Until that age, however, it won’t hurt to take the first step into teaching sharing to toddlers. After all, everyone has to start somewhere, right?
Start Young – Teach Sharing to Toddlers
Starting young can have a significant impact on your child’s development. From the moment your little one is able to grasp an object, you can begin to teach sharing by passing your child’s toy back and forth. The first step in encouraging sharing is learning how to take turns.
Become a stellar role model. Instil the practice of sharing things with your child, and try to make it as fun as you possibly can. Share an ice cream cone, share a couch for a cuddle, share the TV as you watch a fun movie together – all of this will set an example.

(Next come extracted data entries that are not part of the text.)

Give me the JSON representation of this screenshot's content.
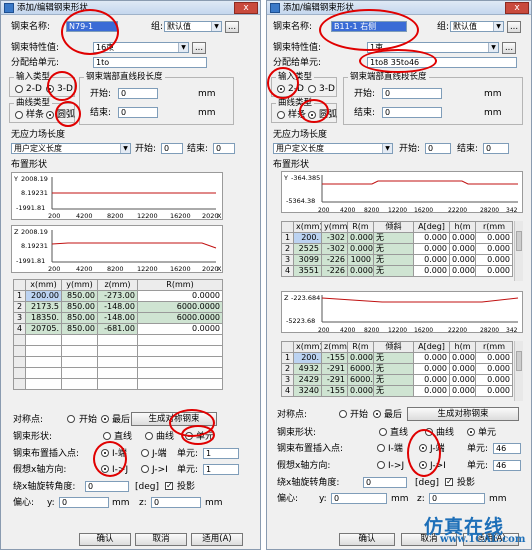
{
  "dialog": {
    "title": "添加/编辑钢束形状",
    "close": "x",
    "labels": {
      "tendon_name": "钢束名称:",
      "group": "组:",
      "tendon_property": "钢束特性值:",
      "assign_element": "分配给单元:",
      "input_type": "输入类型",
      "end_straight": "钢束端部直线段长度",
      "start": "开始:",
      "end": "结束:",
      "mm": "mm",
      "curve_type": "曲线类型",
      "spline": "样条",
      "arc": "圆弧",
      "stress_free_length": "无应力场长度",
      "start2": "开始:",
      "end2": "结束:",
      "layout_shape": "布置形状",
      "symmetry": "对称点:",
      "sym_start": "开始",
      "sym_last": "最后",
      "gen_sym_btn": "生成对称钢束",
      "tendon_shape": "钢束形状:",
      "straight": "直线",
      "curve": "曲线",
      "element": "单元",
      "insert_point": "钢束布置插入点:",
      "i_end": "I-端",
      "j_end": "J-端",
      "unit_label": "单元:",
      "x_axis_dir": "假想x轴方向:",
      "ij": "I->J",
      "ji": "J->I",
      "rot_angle": "绕x轴旋转角度:",
      "deg": "[deg]",
      "projection": "投影",
      "offset": "偏心:",
      "y": "y:",
      "z": "z:",
      "ok": "确认",
      "cancel": "取消",
      "apply": "适用(A)",
      "more": "...",
      "dd": "▼"
    },
    "options": {
      "two_d": "2-D",
      "three_d": "3-D",
      "user_defined_length": "用户定义长度",
      "default_group": "默认值"
    }
  },
  "left": {
    "tendon_name": "N79-1",
    "property": "16束",
    "assign": "1to",
    "input_type": "3-D",
    "curve_type": "圆弧",
    "start_val": "0",
    "end_val": "0",
    "stress_start": "0",
    "stress_end": "0",
    "unit1": "1",
    "unit2": "1",
    "rot_val": "0",
    "offset_y": "0",
    "offset_z": "0",
    "plot_y": {
      "label": "Y",
      "ticks_y": [
        "2008.19",
        "8.19231",
        "-1991.81"
      ],
      "ticks_x": [
        "200",
        "4200",
        "8200",
        "12200",
        "16200",
        "2020"
      ],
      "xlabel": "X"
    },
    "plot_z": {
      "label": "Z",
      "ticks_y": [
        "2008.19",
        "8.19231",
        "-1991.81"
      ],
      "ticks_x": [
        "200",
        "4200",
        "8200",
        "12200",
        "16200",
        "2020"
      ],
      "xlabel": "X"
    },
    "table": {
      "headers": [
        "x(mm)",
        "y(mm)",
        "z(mm)",
        "R(mm)"
      ],
      "rows": [
        [
          "1",
          "200.00",
          "850.00",
          "-273.00",
          "0.0000"
        ],
        [
          "2",
          "2173.5",
          "850.00",
          "-148.00",
          "6000.0000"
        ],
        [
          "3",
          "18350.",
          "850.00",
          "-148.00",
          "6000.0000"
        ],
        [
          "4",
          "20705.",
          "850.00",
          "-681.00",
          "0.0000"
        ]
      ]
    }
  },
  "right": {
    "tendon_name": "B11-1 右侧",
    "property": "1束",
    "assign": "1to8 35to46",
    "input_type": "2-D",
    "curve_type": "圆弧",
    "start_val": "0",
    "end_val": "0",
    "stress_start": "0",
    "stress_end": "0",
    "unit1": "46",
    "unit2": "46",
    "rot_val": "0",
    "offset_y": "0",
    "offset_z": "0",
    "plot_y": {
      "label": "Y",
      "ticks_y": [
        "-364.385",
        "-5364.38"
      ],
      "ticks_x": [
        "200",
        "4200",
        "8200",
        "12200",
        "16200",
        "22200",
        "28200",
        "342"
      ],
      "xlabel": "X"
    },
    "table_y": {
      "headers": [
        "x(mm)",
        "y(mm)",
        "R(m",
        "倾斜",
        "A[deg]",
        "h(m",
        "r(mm"
      ],
      "rows": [
        [
          "1",
          "200.",
          "-302",
          "0.000",
          "无",
          "0.000",
          "0.000",
          "0.000"
        ],
        [
          "2",
          "2525",
          "-302",
          "0.000",
          "无",
          "0.000",
          "0.000",
          "0.000"
        ],
        [
          "3",
          "3099",
          "-226",
          "1000",
          "无",
          "0.000",
          "0.000",
          "0.000"
        ],
        [
          "4",
          "3551",
          "-226",
          "0.000",
          "无",
          "0.000",
          "0.000",
          "0.000"
        ]
      ]
    },
    "plot_z": {
      "label": "Z",
      "ticks_y": [
        "-223.684",
        "-5223.68"
      ],
      "ticks_x": [
        "200",
        "4200",
        "8200",
        "12200",
        "16200",
        "22200",
        "28200",
        "342"
      ],
      "xlabel": "X"
    },
    "table_z": {
      "headers": [
        "x(mm)",
        "z(mm)",
        "R(m",
        "倾斜",
        "A[deg]",
        "h(m",
        "r(mm"
      ],
      "rows": [
        [
          "1",
          "200.",
          "-155",
          "0.000",
          "无",
          "0.000",
          "0.000",
          "0.000"
        ],
        [
          "2",
          "4932",
          "-291",
          "6000.",
          "无",
          "0.000",
          "0.000",
          "0.000"
        ],
        [
          "3",
          "2429",
          "-291",
          "6000.",
          "无",
          "0.000",
          "0.000",
          "0.000"
        ],
        [
          "4",
          "3240",
          "-155",
          "0.000",
          "无",
          "0.000",
          "0.000",
          "0.000"
        ]
      ]
    }
  },
  "watermark": {
    "cn": "仿真在线",
    "url": "www.1CAE.com"
  },
  "colors": {
    "annotation": "#e00000",
    "selection": "#3a6bd6",
    "cell_green": "#cfe4d2",
    "cell_blue": "#bcd3f1"
  }
}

When a young child feels threatened, they tend to respond in an aggressive manner. For instance, when a friend tries to steal their toy. They’ll begin hitting, throwing, grabbing, and maybe even shouting. While this kind of behaviour is perfectly normal, it’s crucial for you to jump in and calm the situation down. Use a low voice, and tell your child that this isn’t the right way to act. We know that this situation may be frustrating, but try your best to always instil a calm authority.
Play Cooperative Games
Try to choose games that don’t include a single winner. Instil the idea of working together as a team to accomplish a goal. Of course, while competition isn’t necessarily a bad thing; it’s not entirely appropriate for those younger than three years old.
Set a Timer
Grab your phone and set a timer of five minutes. When it rings, your child will know that it’s their turn to give the toy to their friend. Once the timer rings again, the children’s toy will be passed back, and so on. In this, your little one learns that giving something away doesn’t necessarily mean that it’s gone forever.
Use Descriptive Praise
When you see your child sharing, praise them to your heart’s content – but try to stay away from vague phrases. Saying things like ”You’re so good!” are great, but it doesn’t encourage your child to see things from a different perspective. Instead of this, you can say something like ”Did you see the smile on your friend’s face when you gave him your toy? He loved that, didn’t he?” Ultimately, this draws attention to what your child did, and will encourage them to do it more often.